PUBLISHED: 12:00 26 March 2015

Arsenal's Danny Welbeck left) and Newcastle United's Remy Cabella (right) battle for the ball at St James' Park,

Arsenal's Danny Welbeck left) and Newcastle United's Remy Cabella (right) battle for the ball at St James' Park,

PA Wire/Press Association Images

Even trailing a sequence of six straight victories in their wake, it takes a substantial leap of faith to envisage Arsenal snatching the Premier League title.

Despite that recent run of form – comfortably their best of the season – Arsene Wenger’s side are still seven points adrift of leaders Chelsea, who have a game in hand.

And, although the Blues have yet to visit Emirates Stadium next month, even Wenger concedes that the gap will almost certainly be too great for his side to close.

“Chelsea have a good security and at the moment I feel they have enough to be quite serene,” 
observed the Arsenal boss after Saturday’s 2-1 win at Newcastle.

“We have Manchester City in front of us but, if you look behind us, it is tight as well, so the important thing is to win our games. Chelsea have too much security.”

However, even if the Gunners’ dreams of a first championship since 2004 are unlikely to materialise, there is every reason for them to channel their efforts into a concerted challenge for the mantle of runners-up.

After all, a full decade has passed since Wenger’s team claimed second place in the league – or even came genuinely close to doing so and that, for a club who won three titles in the preceding eight years, is not good enough.

Sneaking into fourth place and the Champions League qualifying round might have been deemed acceptable during the years that Arsenal were financially hamstrung by their move to the Emirates.

But that is no longer the case. In recent times, the Gunners have forked out transfer fees in excess of £30m and £40m and there need to be some tangible indications of that investment bearing fruit.

Unfortunately, no such signs can be found in the Champions League itself – where Arsenal have just departed the tournament at the last 16 stage for the fifth year running and, arguably, against the weakest opponents they have faced in that time.

While last season’s FA Cup success was more than welcome – as would be a repeat performance this time around – the Gunners desperately need to show that they are making progress back towards the Premier League summit as well.

Another fourth-place finish this year would suggest stagnation rather than development. So Arsenal must seize the opportunity to elbow their way into at least the top three, or ideally the top two.
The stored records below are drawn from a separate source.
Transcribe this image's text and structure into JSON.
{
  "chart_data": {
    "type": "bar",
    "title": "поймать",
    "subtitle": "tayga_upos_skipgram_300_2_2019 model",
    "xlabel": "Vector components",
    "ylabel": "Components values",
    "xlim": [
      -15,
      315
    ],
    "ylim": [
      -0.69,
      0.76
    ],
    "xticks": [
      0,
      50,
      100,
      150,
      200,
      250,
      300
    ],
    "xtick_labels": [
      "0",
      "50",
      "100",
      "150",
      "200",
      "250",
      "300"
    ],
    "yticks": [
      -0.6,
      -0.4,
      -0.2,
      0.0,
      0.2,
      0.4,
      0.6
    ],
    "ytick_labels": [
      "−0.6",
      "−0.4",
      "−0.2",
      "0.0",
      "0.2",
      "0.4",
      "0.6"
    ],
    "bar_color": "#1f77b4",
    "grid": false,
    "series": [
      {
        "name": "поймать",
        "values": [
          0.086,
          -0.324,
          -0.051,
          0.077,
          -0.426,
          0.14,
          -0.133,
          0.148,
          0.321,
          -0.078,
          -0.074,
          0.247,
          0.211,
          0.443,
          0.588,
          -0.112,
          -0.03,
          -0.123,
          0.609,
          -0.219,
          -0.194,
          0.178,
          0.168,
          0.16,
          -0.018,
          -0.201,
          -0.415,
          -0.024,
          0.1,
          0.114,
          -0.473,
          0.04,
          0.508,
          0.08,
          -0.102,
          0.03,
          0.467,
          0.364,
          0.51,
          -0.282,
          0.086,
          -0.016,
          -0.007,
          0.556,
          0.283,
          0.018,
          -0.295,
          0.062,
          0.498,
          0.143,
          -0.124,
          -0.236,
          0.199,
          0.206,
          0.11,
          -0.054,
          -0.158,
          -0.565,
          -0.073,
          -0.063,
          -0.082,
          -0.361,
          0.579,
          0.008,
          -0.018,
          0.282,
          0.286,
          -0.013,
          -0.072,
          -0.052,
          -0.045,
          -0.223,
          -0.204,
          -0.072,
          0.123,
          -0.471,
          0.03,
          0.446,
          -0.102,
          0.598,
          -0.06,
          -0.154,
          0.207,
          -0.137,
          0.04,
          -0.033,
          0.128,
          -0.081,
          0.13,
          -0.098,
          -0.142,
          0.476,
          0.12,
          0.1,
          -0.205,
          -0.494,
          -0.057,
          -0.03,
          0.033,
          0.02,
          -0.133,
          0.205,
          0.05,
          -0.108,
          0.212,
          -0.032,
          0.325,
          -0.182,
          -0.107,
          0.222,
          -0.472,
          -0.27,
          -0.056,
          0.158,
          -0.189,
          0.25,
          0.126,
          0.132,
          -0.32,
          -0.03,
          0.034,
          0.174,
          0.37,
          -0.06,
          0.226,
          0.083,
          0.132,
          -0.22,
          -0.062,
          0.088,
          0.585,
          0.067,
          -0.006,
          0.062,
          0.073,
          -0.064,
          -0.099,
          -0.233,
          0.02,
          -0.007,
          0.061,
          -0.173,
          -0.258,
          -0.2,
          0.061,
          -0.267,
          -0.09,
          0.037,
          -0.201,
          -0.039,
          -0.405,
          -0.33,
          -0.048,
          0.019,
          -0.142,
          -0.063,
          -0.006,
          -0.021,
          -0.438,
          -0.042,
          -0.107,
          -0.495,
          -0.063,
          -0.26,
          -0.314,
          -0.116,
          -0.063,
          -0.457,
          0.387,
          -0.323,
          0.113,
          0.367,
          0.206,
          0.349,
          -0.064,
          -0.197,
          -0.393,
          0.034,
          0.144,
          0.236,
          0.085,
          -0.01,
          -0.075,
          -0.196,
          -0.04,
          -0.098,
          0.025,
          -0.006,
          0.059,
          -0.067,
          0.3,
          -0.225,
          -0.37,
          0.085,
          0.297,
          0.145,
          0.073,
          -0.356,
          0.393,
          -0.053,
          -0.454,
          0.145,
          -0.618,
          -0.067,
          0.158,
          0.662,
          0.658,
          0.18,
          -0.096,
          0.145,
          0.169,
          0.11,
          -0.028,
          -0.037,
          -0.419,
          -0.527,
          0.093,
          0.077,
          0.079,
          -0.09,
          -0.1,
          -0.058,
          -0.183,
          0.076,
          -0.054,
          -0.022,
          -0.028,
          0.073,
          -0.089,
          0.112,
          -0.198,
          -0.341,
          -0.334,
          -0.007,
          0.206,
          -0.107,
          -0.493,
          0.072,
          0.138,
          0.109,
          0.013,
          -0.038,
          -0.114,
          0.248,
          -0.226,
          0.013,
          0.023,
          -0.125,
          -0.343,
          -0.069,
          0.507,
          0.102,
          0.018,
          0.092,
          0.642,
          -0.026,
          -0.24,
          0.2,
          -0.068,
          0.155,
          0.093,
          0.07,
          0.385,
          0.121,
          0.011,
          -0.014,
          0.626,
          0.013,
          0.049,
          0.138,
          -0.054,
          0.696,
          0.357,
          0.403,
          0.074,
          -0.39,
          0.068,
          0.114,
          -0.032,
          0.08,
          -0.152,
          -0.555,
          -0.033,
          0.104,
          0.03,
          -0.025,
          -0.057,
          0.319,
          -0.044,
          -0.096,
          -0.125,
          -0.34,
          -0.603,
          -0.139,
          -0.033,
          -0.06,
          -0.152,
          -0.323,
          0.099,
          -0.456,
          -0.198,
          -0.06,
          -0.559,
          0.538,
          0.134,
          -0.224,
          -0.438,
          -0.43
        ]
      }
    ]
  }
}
And, while Liverpool’s chances of a second successive runners-up spot cannot be discounted, the likelihood is that the Gunners will need to see off the two Manchester clubs to achieve it.

United, of course, lie in wait for Wenger’s side on the penultimate weekend of the season and no doubt will be determined to take revenge for their recent FA Cup quarter-final defeat at Old Trafford.

Next month, though, they face City and then Chelsea in successive games and overall their run-in suggests second place may be too tall an order.

City, on the other hand, will feel relatively confident about a schedule that includes home games against Aston Villa, West Ham and QPR and it is certainly not impossible to see them garnering another 20 points or so to augment their current total of 61.

That would leave the Gunners requiring seven wins from their last eight matches to have a chance of overhauling City – and recent statistics do give an inkling that they may need to top the 80-point mark to finish in second place.

Over the last five seasons, the Premier League runners-up have totalled an average of 81 points, while third place has usually been attainable by a more modest 75 or fewer.

So a top three spot may be more realistic for Arsenal this season. Make no mistake, however, that – not fourth – is the minimum they need for Wenger’s belief that his team are heading in the right direction to be taken seriously.